つまり、イエスやその弟子が信じたような「神」も「キリスト」も「神の国の到来」も、実際にはないのだけれども、彼らはそれを信じて、「最後の審判」を待っている、ということであり、人間イエスもまた、そうした「宗教的虚構」を信じた「心優しき善人」だった、つまり「ただの(無力な)優しい人」だった、ということなのではないだろうか。

だから、彼もまた、「戦争指導者」たちと同じ場所で、どこへも行けないまま、永遠に「救いを待ち続けるしかない」のではないだろうか。

それでも救いなのは、イエスが、キリスト教徒とは違って、苦しみながらも、他の人々と共にいようとしている、ということなのではないだろうか。
仮に、そのイエスが、この映画で描かれるとおり、無神論者であるスターリンに嘲笑されるような、「無力な人」であったとしても、である。

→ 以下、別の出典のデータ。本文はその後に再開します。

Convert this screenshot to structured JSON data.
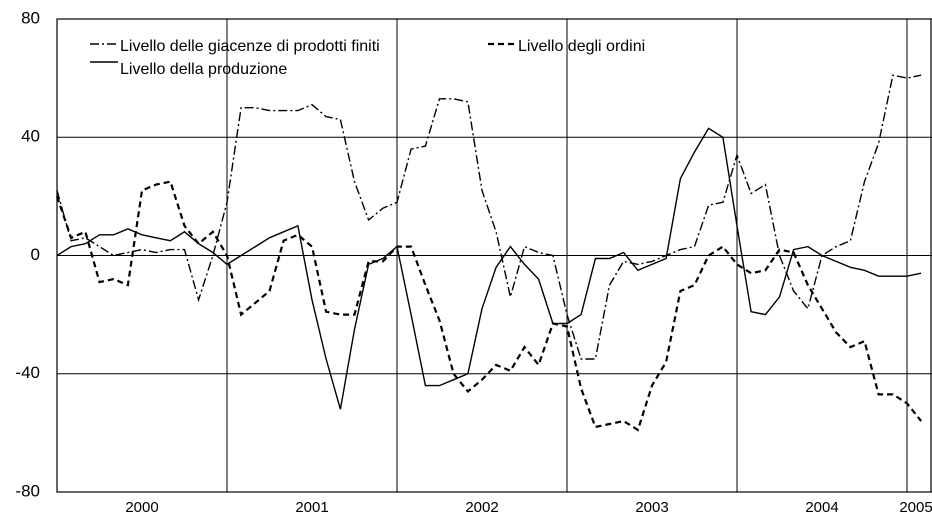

つまり、この映画に描かれている「煉獄めいた場所」とは、じつのところ、この「現実」世界の「暗喩」なのだと、そう考えれば、理屈が通るはずだ。

そこは「天国」でも「地獄」でもなく、「煉獄」でもなければ「辺土(リンボ)」ですらない。ただの「この世界」である。
だから、「戦争指導者」たちは、特に苦しめられることもないかわりに「どこへも行けない」。しかし、どこへも行けないのは、彼らだけではなく、たぶん、すべての人が「どこへも行けない」のが、この現実世界なのだ。

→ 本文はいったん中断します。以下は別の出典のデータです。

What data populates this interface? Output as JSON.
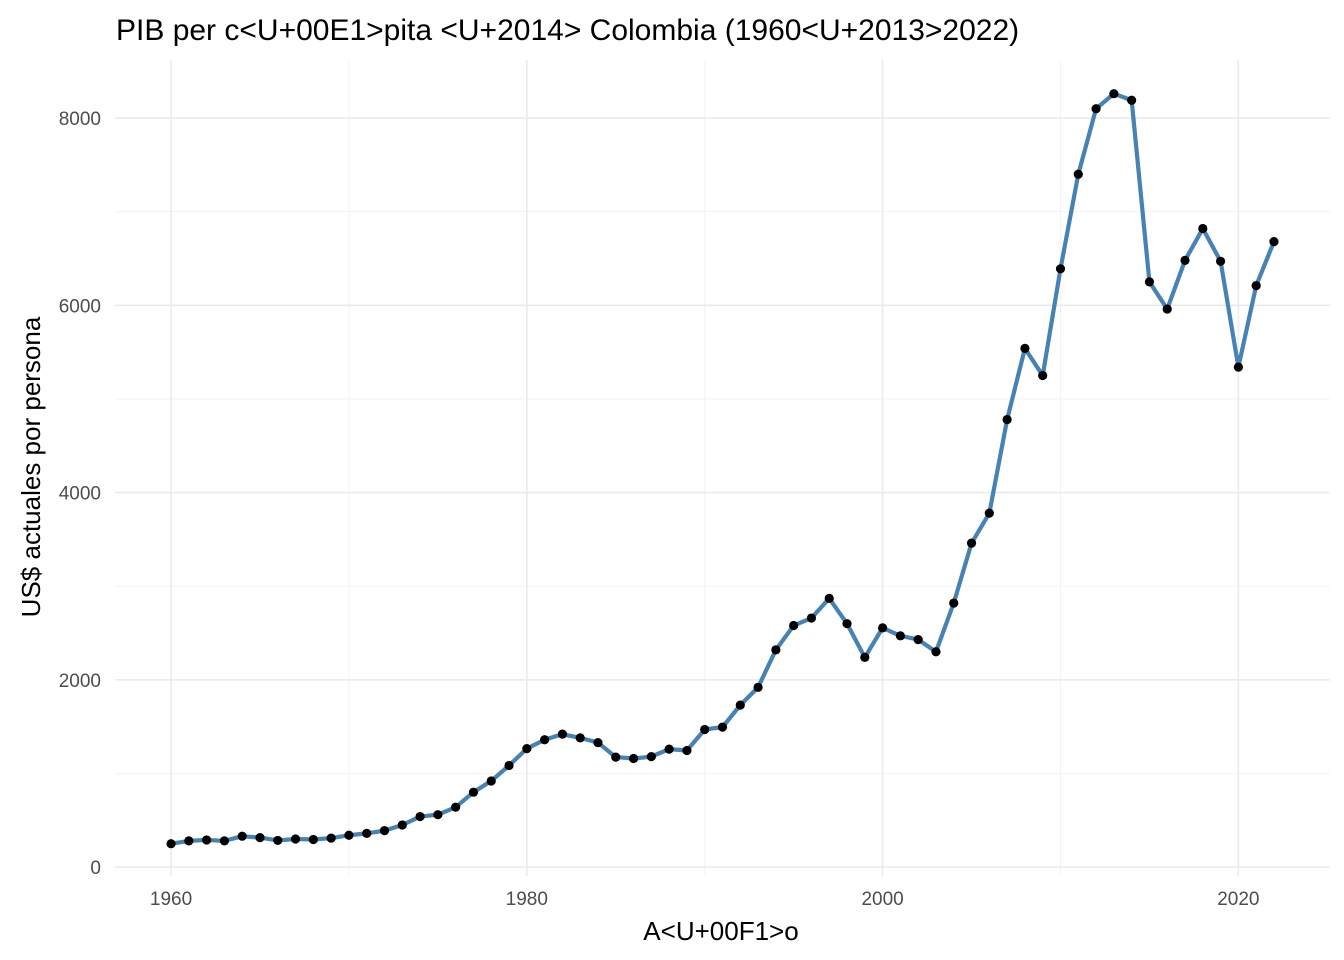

そう考えてみると、この作品にも描かれるとおりで、たしかに人々は、必ずしも薄暗い世界のなかで「鬱々と徘徊しているだけ」というわけではなく、時に明るい場所に出て熱狂したりもするのだが、しかしまた、結局のところ「どこへも行けない」のである。

(独裁者たちに熱狂する民衆)
(一帯の生き物のごとく、波のようにうねる民衆)
(山脈のごとく聳え立つ白亜の建造物)

したがって、この作品が描いているのは、ヒトラー、スターリン、ムッソリーニ、チャーチルといった第二次世界大戦の指導者たちの「成れの果て」というよりも、私たち(すべての人間)の「この世界」での現実を、象徴的にではあれ、「そのまま」描いている、ということなのではないか。
この現実世界の後には、「天国」もなければ「地獄」もない。ただ、私たちは、そうした「フィクション」を夢想しながら、この薄暗い世界を生きていくしかないと、ソクーロフ監督は、そんな「リアルな世界」を描いたのではないだろうか。

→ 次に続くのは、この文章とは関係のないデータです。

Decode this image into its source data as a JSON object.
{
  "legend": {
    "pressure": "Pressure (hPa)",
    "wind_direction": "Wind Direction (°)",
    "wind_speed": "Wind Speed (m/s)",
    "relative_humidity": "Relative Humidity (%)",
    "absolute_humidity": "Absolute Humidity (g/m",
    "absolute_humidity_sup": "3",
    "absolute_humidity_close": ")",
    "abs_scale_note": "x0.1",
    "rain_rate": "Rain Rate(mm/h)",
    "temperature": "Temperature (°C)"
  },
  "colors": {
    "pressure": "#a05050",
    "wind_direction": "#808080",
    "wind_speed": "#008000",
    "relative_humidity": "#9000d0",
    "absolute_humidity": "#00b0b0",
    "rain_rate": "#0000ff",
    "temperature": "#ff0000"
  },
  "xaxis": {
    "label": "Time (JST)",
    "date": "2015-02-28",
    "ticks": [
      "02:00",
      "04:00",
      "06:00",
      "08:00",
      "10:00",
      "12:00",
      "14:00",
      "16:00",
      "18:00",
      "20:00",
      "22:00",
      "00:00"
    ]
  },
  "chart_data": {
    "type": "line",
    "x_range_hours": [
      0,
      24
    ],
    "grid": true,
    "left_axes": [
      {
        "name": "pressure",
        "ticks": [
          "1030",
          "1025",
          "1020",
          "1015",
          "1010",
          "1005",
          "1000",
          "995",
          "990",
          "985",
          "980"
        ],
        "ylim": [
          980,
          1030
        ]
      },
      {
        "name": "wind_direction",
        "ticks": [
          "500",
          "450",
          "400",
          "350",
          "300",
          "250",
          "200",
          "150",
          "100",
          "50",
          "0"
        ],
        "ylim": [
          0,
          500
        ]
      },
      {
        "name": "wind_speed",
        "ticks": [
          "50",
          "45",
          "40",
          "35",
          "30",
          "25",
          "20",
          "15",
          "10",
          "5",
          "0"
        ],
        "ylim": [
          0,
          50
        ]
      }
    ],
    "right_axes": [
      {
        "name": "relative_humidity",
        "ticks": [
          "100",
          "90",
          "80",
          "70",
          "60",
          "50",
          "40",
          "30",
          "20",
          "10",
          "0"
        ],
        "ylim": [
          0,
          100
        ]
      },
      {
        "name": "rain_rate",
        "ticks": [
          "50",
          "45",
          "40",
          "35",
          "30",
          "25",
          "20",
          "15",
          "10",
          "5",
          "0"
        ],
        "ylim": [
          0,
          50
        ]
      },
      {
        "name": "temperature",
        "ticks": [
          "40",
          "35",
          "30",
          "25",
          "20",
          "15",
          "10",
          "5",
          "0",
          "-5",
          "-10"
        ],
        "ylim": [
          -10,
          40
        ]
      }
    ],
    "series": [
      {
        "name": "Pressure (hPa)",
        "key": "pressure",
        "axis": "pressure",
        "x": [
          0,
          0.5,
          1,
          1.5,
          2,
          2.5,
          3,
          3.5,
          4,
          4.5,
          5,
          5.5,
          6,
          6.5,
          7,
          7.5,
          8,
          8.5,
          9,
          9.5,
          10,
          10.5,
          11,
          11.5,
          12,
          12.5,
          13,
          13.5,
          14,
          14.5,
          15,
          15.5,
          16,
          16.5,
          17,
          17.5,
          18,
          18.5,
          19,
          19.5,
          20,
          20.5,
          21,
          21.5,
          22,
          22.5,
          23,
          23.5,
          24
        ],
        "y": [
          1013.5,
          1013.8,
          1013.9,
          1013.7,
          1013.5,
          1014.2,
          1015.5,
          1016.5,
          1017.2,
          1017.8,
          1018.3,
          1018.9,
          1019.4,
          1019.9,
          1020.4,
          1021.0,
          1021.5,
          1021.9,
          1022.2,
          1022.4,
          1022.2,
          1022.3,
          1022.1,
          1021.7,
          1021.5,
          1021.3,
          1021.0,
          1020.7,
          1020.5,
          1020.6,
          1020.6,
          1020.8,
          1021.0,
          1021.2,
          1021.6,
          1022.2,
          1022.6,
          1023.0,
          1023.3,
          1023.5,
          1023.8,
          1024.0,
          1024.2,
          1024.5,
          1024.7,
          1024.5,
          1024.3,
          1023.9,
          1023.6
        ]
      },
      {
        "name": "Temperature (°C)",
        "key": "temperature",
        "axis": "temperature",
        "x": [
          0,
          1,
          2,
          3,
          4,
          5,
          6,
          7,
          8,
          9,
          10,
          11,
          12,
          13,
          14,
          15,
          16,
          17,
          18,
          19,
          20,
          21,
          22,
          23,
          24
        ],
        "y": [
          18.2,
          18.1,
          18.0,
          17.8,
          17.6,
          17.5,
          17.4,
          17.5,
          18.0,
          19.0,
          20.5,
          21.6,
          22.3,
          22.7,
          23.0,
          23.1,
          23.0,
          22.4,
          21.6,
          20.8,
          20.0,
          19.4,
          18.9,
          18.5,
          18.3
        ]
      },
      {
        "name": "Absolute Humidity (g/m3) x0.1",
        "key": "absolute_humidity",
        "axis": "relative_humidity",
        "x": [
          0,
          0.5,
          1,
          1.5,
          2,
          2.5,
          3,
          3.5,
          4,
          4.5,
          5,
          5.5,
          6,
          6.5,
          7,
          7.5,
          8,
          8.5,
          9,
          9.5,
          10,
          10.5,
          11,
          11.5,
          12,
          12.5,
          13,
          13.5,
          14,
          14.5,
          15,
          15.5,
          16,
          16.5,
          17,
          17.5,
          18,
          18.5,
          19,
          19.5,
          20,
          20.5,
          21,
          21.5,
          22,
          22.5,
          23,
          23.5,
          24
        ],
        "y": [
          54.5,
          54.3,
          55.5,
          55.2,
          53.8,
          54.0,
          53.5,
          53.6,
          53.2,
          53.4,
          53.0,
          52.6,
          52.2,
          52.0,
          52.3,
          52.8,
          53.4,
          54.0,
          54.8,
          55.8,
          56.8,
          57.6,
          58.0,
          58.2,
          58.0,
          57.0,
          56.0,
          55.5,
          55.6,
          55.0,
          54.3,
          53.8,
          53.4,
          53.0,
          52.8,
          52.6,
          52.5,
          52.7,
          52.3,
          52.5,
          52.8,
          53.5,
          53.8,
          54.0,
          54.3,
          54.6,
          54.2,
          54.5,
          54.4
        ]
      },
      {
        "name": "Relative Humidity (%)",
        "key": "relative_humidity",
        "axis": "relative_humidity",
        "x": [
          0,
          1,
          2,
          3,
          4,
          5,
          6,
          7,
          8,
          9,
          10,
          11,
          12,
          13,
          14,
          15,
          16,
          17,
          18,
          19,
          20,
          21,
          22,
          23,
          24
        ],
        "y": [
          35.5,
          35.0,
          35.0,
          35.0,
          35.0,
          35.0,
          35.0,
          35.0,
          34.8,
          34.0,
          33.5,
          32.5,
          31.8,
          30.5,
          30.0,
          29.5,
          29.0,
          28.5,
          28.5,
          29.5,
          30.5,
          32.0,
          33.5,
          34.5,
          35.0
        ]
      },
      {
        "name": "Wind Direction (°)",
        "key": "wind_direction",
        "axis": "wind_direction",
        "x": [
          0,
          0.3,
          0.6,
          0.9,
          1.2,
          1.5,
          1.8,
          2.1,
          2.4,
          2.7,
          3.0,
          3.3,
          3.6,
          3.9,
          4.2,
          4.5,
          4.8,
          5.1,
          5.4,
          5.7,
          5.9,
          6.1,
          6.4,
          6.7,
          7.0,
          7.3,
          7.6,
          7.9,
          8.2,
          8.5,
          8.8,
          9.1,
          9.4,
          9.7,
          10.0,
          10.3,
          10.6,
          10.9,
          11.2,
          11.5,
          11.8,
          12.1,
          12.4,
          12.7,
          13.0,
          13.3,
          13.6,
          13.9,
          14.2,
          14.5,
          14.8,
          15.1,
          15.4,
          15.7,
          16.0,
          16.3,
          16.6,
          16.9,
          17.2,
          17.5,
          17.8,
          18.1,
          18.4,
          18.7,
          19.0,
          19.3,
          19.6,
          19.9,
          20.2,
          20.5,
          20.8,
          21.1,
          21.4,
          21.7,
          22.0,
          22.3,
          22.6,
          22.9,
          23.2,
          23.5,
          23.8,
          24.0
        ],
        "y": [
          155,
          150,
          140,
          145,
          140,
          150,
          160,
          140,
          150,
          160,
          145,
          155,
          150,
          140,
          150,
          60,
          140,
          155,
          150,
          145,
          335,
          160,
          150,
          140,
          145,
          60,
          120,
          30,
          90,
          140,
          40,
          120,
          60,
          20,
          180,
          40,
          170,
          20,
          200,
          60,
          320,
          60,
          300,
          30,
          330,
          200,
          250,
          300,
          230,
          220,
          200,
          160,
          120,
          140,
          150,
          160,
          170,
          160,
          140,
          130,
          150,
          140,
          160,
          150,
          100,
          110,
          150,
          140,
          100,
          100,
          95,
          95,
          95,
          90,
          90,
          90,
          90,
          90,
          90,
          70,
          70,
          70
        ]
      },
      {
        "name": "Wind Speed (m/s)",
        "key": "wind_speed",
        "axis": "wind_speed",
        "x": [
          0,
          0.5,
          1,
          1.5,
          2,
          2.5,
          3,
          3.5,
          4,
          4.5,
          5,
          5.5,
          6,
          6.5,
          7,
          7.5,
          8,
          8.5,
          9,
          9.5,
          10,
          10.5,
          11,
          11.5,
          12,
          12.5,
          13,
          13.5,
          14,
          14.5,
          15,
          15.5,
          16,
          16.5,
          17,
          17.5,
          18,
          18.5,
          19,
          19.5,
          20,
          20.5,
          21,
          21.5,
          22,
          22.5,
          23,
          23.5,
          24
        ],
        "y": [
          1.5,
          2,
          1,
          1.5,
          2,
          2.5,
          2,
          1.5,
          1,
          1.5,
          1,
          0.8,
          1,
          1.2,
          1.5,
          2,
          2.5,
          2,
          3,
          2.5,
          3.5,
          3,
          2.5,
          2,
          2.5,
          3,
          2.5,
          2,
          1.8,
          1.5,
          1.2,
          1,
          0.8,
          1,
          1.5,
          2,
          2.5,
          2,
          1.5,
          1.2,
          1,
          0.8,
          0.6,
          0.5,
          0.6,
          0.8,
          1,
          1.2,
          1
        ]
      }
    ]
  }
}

本作に、「オチらしいオチ」や「結末らしい結末」が無いのは、私たちの現実世界に「オチ」や「結末」が無いのと、同じことなのではないのか。

無論、いずれ人類は滅ぶのだから、それが「オチ」であり「結末」だと言えなくもないのだけれど、私たち個々の「現実の生」を見た場合、「生」は突然終了して、当人は「死」を体験することができない。
その意味で、「死」は存在しないのであり、人間は「この生」に閉じ込められたまま「どこへも行けない」、というのが、リアルな現実なのではないか。

以上のような意味で、本作が「何を描いているのか、さっぱりわからない」という方に向けて、私は「これは、私たちの世界そのままでしょう」という解答を提供したい。

「宗教的なフィクション」に逃げないで、この世界の現実を見るならば、私たちの現実世界と、この映画の描いた世界には、どれほどの逕庭があると言えるだろうか。